Riverside County Supervisor Jeff Stone will ask the Board of Supervisors Tuesday to oppose a statewide initiative that would reduce most non-violent crimes from felonies to misdemeanors, and allow re-sentencing for thousands of convicted felons in state prison.
Calling it a poorly written initiative that is “an invitation for disaster,” Stone noted that Prop. 47’s long list of opponents includes the California Coalition Against Sexual Assault, and the statewide associations of district attorneys, police chiefs, and sheriffs. A resolution opposing the initiative will be on the Board of Supervisors agenda Tuesday (July 29).
“The initiative would allow up to 10,000 state prison inmates a chance at resentencing,” Stone warned. “This would send a terrible message to criminals and produce a disastrous consequence for society.”
The initiative, which is on the November ballot, would reduce the penalty for most nonviolent crimes from a felony to a misdemeanor. Crimes covered under the initiative include shoplifting and theft of items valued up to $950; forgery, fraud or identity involving up to the same amount; and possession of a narcotic drug.
“Even possession of illegal "date-rape" drugs would be a slap on the wrist," Stone said. “It is an attempt to weaken and further render impotent the state's criminal justice system.” Stone argued that there are no longer any petty criminals in state prisons and that drug diversion programs already are available to many first-time, low-level drug offenders.
Proponents say the initiative would require a “thorough review” of the criminal history and risk assessment of any inmates before re-sentencing to ensure that they do not pose a risk to the public. The initiative also would create a Safe Neighborhoods and Schools Fund. The fund’s revenue would grow based on the year-over-year savings attributable to the initiative’s implementation.

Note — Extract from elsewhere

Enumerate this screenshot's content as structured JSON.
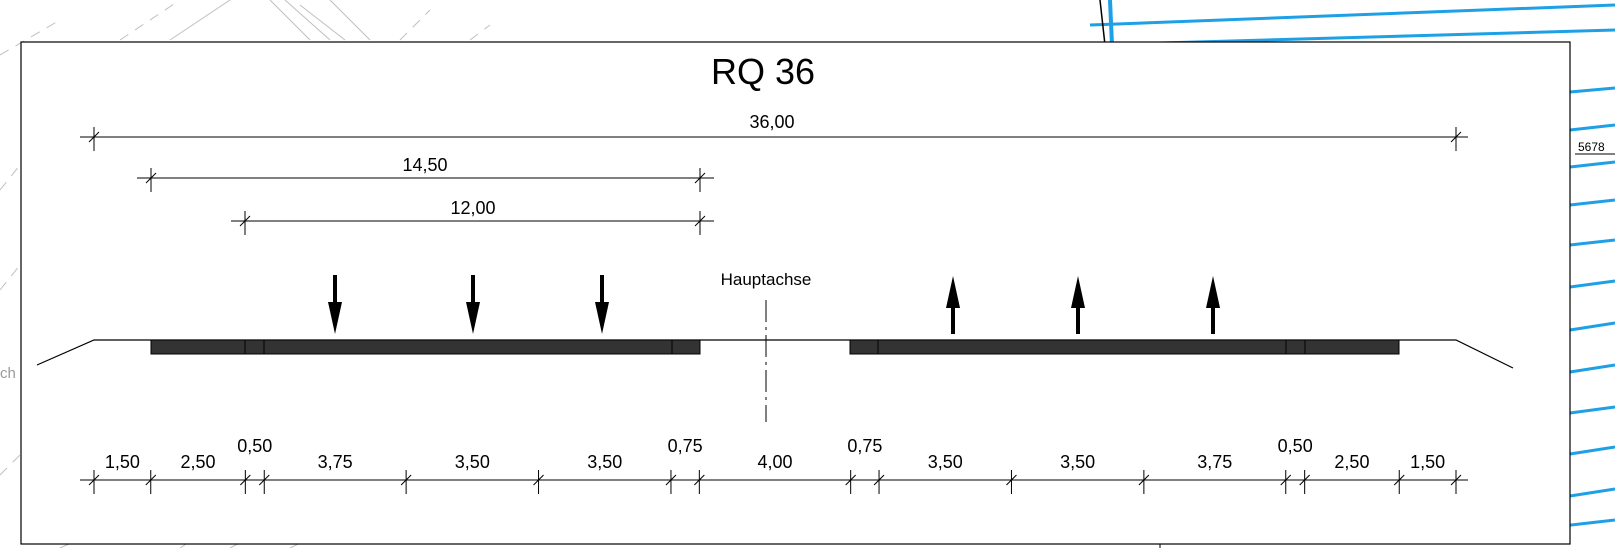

Estimates range from $150 million to $250 million per year, with 25 percent going to the Department of Education, 10 percent the Victim Compensation and Government Claims Board, and 65 percent to the Board of State and Community Corrections.
The California Retailers Association also opposes the initiative.
“Reducing penalties for theft, receiving stolen property and forgery could cost retailers and consumers millions of dollars,” association president Bill Dombrowski said.